Imagine applying for a job and being instantly rejected—not by a person, but by an algorithm. Or imagine a judge using software to predict if someone is likely to commit a crime again—and using that score to decide how long they’ll be in prison. These aren’t science fiction stories. They’re happening today, and they raise an important question: is it ethical to let machines shape such major parts of our lives?

What Is Predictive AI?

Predictive AI is a kind of artificial intelligence that uses past data to guess what might happen in the future. For example, a system could be trained on years of data about employees to predict who’s likely to succeed in a certain role. Or it could use crime statistics to estimate the risk of someone reoffending after release from jail. These systems look at patterns that humans might miss—but that doesn’t mean they’re always right, or fair.

The Problem of Bias

One major issue with predictive AI is that it can inherit bias from the data it’s trained on. If past decisions were unfair—say, if people from certain neighborhoods were over-policed—then the AI might learn to repeat those same patterns. That means people could be punished or denied opportunities not because of who they are, but because of what others like them have done in the past.

From a philosophical perspective, this raises a question: can a system be considered fair if it judges people based on group data rather than individual behavior? Or to put it another way: are we comfortable living in a world where your zip code or school history says more about your future than your choices?

Responsibility Without Agency

Another ethical issue comes from the way predictive AI shifts responsibility. When a judge or employer relies on an algorithm, they might say, “It’s not my fault—it’s what the computer said.” But machines don’t have moral agency. They don’t understand right or wrong. So who is responsible when an AI system makes a harmful decision? The engineer? The company? The user?

This raises a deeper philosophical concern: can we delegate moral judgment to something that isn’t capable of moral thought? And if not, should humans always be required to review and question AI decisions, even if the machine seems more “objective”?

Can We Treat Predictions as Destiny?

One major concern with predictive AI is that people might start treating its outputs as if they are inevitable truths. We'll look at different philosophical views offer different ways of thinking about this and other questions surrounding the use of predictive AI.

  • Determinist perspective: From a determinist view, predictions are simply reflections of cause and effect. If a system correctly models enough variables, then the future should be knowable—and acting on predictions is just being rational.

  • Existentialist or humanist view: In contrast, existentialist thinkers emphasize freedom, choice, and personal responsibility. From this view, predicting someone’s future based on past behavior risks denying the human ability to change, reinvent oneself, or defy the odds.

  • Pragmatic view: A more practical take is to treat predictions as useful tools—not truths. From this angle, predictive AI might help us allocate resources (like providing extra support to at-risk students), but it should never be used to permanently label or limit someone.

This diagram shows how predictive AI transforms personal data into real-world outcomes, illustrating how a model’s score can lead to classifications and decisions that affect an individual’s future—raising questions about whether predictions determine destiny.
Lagioia, F., Rovatti, R., & Sartor, G. (2023). Algorithmic fairness through group parities? The case of COMPAS-SAPMOC. AI & Society, 38, 459–478. https://link.springer.com/article/10.1007/s00146-022-01441-y

Who Is Responsible When AI Makes a Decision?
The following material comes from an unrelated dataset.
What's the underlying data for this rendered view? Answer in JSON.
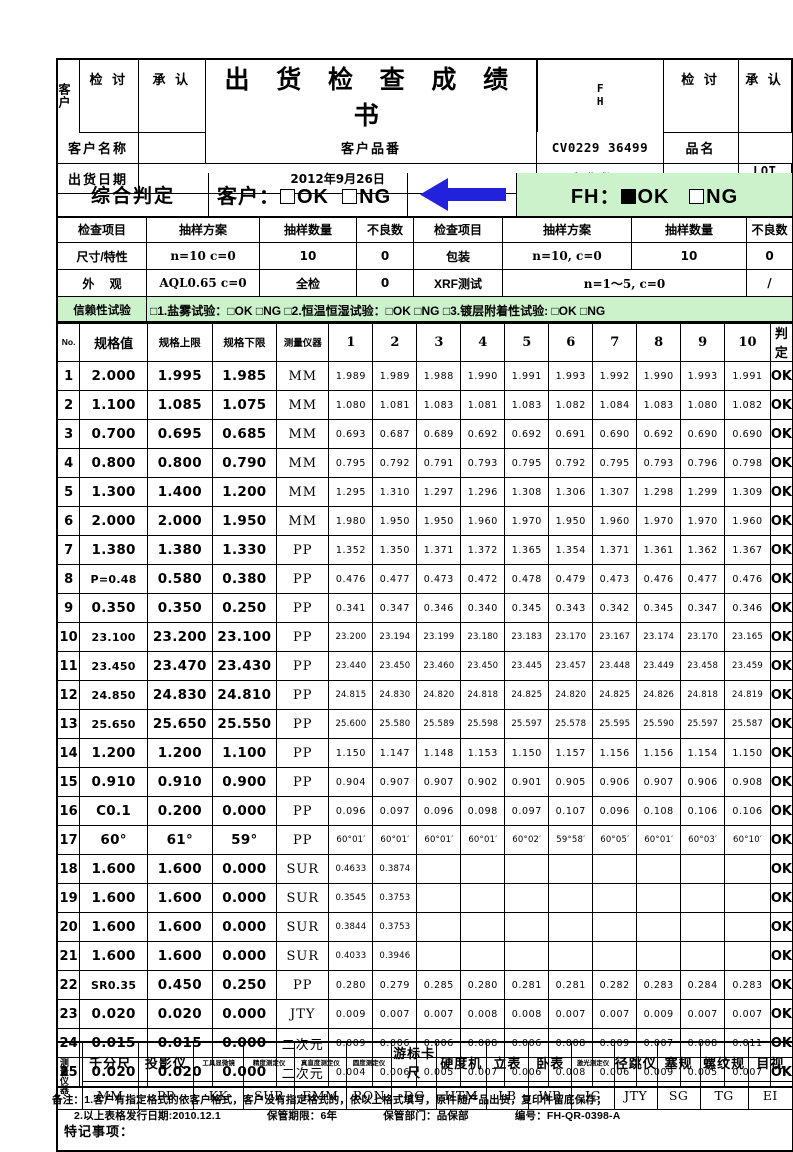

AI systems don’t make decisions in the way humans do—they process data, run models, and output results. But those results often guide real-world actions. So who’s to blame if the AI leads to an unfair or harmful outcome?

  • Deontological (duty-based) ethics: A duty-based thinker would argue that humans must remain morally responsible, no matter what the AI says. Delegating too much to machines would be seen as a failure of ethical responsibility.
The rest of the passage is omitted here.